ENSO, Nino 3.4, SST, SSH, Wind

Abstract

El Nino Southern Oscillation (ENSO) is an irregular climate oscillation induced by sea surface temperature anomalies (SSTA) in the Equatorial Pacific Ocean. An anomalous warming in this area is known as El Nino, while an anomalous cooling bears the name of La Nina.
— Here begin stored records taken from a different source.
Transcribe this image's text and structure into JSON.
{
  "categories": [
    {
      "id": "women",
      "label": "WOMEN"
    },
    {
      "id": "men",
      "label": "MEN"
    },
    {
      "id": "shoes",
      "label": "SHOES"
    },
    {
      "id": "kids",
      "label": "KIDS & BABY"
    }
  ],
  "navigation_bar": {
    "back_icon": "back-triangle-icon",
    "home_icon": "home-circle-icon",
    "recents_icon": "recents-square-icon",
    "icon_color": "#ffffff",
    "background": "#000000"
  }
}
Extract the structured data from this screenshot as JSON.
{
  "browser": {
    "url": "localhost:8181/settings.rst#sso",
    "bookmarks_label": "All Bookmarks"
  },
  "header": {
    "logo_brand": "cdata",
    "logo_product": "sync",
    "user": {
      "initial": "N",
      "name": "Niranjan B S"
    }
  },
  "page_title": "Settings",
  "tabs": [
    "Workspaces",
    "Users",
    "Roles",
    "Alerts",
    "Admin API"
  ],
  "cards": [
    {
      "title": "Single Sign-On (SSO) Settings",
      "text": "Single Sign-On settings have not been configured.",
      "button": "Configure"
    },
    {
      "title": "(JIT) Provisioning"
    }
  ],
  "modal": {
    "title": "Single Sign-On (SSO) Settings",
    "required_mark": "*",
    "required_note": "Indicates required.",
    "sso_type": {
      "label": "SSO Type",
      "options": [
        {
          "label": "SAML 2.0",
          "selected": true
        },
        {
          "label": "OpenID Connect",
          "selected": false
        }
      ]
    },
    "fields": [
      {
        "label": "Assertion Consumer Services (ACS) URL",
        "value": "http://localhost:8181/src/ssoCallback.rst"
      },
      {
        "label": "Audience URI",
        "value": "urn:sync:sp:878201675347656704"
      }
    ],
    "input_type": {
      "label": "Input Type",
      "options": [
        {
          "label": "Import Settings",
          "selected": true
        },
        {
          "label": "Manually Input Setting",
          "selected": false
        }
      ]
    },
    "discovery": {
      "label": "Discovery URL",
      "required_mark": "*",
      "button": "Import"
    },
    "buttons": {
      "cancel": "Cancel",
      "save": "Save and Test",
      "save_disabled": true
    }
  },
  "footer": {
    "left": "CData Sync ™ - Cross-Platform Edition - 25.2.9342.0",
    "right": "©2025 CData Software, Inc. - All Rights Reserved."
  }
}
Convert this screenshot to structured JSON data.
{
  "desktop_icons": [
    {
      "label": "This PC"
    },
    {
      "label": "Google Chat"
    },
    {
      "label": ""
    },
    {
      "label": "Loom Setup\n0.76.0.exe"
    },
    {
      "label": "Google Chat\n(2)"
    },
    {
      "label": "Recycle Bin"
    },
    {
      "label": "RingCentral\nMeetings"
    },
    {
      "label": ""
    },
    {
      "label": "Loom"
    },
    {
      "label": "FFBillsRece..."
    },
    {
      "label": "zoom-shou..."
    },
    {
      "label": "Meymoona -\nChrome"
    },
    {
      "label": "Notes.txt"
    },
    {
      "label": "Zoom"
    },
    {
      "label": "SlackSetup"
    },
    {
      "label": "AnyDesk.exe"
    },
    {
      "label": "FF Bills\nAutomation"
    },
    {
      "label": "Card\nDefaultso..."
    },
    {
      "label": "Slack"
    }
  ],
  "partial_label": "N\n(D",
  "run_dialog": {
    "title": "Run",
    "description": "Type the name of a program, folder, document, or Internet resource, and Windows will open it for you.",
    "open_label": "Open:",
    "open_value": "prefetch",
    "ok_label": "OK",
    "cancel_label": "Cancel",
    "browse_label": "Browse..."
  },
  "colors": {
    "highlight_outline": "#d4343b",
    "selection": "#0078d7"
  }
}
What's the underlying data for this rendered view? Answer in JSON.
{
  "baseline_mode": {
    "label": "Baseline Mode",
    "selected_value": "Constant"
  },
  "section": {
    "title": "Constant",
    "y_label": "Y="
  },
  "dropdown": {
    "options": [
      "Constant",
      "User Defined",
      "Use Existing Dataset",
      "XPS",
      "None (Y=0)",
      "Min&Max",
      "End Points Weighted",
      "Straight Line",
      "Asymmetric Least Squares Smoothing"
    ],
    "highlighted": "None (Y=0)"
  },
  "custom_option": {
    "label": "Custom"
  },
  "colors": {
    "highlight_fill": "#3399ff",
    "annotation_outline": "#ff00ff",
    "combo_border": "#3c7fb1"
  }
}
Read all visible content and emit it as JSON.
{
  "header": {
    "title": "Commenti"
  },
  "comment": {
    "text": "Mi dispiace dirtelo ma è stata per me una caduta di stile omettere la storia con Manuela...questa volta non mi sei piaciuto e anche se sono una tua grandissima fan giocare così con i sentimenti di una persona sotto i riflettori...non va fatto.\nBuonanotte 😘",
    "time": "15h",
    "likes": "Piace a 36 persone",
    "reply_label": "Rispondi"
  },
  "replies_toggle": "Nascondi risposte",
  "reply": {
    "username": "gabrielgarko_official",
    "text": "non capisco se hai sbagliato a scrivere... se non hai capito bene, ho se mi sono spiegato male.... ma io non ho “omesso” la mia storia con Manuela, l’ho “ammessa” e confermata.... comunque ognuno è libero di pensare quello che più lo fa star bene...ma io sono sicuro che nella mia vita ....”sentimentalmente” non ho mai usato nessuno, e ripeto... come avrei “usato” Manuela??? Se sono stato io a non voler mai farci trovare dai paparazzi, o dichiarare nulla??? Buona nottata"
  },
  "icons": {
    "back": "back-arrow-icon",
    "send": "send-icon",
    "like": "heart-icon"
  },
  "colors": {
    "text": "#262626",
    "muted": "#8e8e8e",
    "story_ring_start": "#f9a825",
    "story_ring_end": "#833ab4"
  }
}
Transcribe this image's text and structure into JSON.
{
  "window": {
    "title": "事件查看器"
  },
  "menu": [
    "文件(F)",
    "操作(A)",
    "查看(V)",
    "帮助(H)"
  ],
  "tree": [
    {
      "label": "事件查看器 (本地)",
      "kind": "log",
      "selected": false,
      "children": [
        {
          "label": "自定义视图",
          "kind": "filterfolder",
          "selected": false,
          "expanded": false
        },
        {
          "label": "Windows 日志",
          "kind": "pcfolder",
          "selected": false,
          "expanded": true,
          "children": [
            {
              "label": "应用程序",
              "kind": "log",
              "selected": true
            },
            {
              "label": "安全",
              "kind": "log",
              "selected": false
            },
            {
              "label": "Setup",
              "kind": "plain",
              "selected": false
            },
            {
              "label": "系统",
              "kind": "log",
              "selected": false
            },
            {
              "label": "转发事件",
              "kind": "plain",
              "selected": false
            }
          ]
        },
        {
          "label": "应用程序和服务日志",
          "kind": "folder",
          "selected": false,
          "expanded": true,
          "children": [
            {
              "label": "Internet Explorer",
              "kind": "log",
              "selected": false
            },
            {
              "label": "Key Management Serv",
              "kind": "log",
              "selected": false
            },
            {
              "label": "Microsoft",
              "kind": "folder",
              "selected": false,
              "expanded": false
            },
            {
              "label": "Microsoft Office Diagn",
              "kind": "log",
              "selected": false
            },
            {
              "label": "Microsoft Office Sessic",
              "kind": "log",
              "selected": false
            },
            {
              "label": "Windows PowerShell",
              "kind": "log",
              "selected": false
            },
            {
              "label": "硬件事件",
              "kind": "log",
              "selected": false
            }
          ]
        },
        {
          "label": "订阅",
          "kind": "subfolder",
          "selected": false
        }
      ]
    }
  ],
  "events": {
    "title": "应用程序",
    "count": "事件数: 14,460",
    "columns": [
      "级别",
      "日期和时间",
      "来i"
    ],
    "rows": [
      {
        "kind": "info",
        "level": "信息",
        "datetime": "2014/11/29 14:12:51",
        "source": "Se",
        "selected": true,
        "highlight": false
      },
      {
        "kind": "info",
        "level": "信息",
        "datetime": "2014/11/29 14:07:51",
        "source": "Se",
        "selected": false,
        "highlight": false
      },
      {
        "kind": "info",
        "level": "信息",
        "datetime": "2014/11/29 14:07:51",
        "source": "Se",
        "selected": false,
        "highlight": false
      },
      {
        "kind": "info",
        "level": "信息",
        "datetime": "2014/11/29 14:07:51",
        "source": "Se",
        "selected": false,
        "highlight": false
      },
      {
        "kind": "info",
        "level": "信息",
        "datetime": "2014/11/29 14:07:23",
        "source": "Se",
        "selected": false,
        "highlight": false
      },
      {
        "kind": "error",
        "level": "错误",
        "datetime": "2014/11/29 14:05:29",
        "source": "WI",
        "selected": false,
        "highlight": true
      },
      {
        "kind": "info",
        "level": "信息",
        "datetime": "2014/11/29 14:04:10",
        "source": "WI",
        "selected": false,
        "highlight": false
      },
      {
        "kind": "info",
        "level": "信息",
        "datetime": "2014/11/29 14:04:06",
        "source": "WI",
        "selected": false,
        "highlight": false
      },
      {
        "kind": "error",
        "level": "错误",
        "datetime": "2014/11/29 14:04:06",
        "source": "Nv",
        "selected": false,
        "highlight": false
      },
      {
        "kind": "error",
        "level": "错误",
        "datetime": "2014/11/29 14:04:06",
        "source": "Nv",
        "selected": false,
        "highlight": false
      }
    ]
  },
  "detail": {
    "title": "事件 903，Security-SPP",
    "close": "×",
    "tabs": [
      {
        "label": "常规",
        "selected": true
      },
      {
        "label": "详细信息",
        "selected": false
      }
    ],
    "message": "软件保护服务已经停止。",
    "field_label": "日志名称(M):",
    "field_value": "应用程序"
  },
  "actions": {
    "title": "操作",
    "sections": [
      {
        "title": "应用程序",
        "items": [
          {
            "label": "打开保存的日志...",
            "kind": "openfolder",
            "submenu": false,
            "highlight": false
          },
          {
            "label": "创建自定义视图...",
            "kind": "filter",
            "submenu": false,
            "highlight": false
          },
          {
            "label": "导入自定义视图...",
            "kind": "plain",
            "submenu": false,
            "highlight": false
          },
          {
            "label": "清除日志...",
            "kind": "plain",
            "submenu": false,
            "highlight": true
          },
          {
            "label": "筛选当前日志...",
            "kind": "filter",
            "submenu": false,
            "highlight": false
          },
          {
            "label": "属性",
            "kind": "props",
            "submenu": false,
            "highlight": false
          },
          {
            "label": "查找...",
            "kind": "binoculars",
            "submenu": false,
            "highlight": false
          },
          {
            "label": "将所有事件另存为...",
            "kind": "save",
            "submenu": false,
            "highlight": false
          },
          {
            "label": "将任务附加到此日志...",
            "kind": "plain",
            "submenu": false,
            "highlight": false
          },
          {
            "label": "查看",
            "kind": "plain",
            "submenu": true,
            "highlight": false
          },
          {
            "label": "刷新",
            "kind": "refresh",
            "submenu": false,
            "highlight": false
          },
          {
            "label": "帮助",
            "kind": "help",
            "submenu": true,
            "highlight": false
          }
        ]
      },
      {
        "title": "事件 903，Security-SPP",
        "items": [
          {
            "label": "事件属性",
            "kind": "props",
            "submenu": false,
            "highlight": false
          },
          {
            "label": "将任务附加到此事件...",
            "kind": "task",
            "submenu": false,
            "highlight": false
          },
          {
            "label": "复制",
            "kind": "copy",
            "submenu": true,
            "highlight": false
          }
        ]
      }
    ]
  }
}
The objectives of this study are  to: reproduce Oceanic Nino Index (ONI) based on MW OISST; produce Nino Region 3.4 wind and Sea Surface High (SSH);  analyze the correlation between SST and Wind & SSH; discuss Typhoon Soudelor based on SST, Wind, and SSH; and  analyze the correlation of El Nino and Precipitation in specific area. MWOI-SST was used to produce monthly mean SST over Nino 3.4 region from January 1998 – May 2020. Monthly wind data was obtained from QuickScat. Daily Sea Surface High (SSH) was obtained from Copernicus Marine Environment Monitoring Service (CMEMS). Daily precipitation from TRMM 3B42 over Bandung City (Indonesia) was used to assess the correlation between El Nino and precipitation in specific area. The results show that  in Nino 3.4 region, 2015 is the hottest year during 1998-2020 period with average SST of 28.5oC, and 1999 is the coldest year with average SST of 25.7oC. The result shows that the MWOI-SST Ocean Nino Index has very strong correlation with ERSST.v5 with coefficient of correlation is 0.92 and RMSE is 0.36oC. the wind speed of Nino 3.4 region is range from 5.23 m/s to 7.97 m/s. Unlike Sea Surface Temperature (SST), annual average wind speed is more stable with monthly variation. The wind speed is observed  high in the beginning and the end of years. Sea Surface Height (SSH) over Nino 3.4 region varied from 65.8 cm to 106.8 cm. 2015 is the highest SSH with annual average of 96 cm, whereas  1999 is the lowest SSH with annual average of 71.4 cm. It is observed that Sea Surface Temperature (SST) has negative correlation with wind speed with coefficient of correlation of 0.28. Conversely, Sea Surface Temperature (SST) over Nino 3.4 region has positive correlation with Sea Surface High (SSH) with coefficient of correlation of 0.30. which mean the higher temperature, the higher Sea Surface Height. During the passage  of  Typhoon  Soudelor, there  is  evident  cool  trail  along  its  track  with rightward bias. We can assume that the decreasing precipitation in Bandung City might be affected by strong El Nino occurrence in 2015.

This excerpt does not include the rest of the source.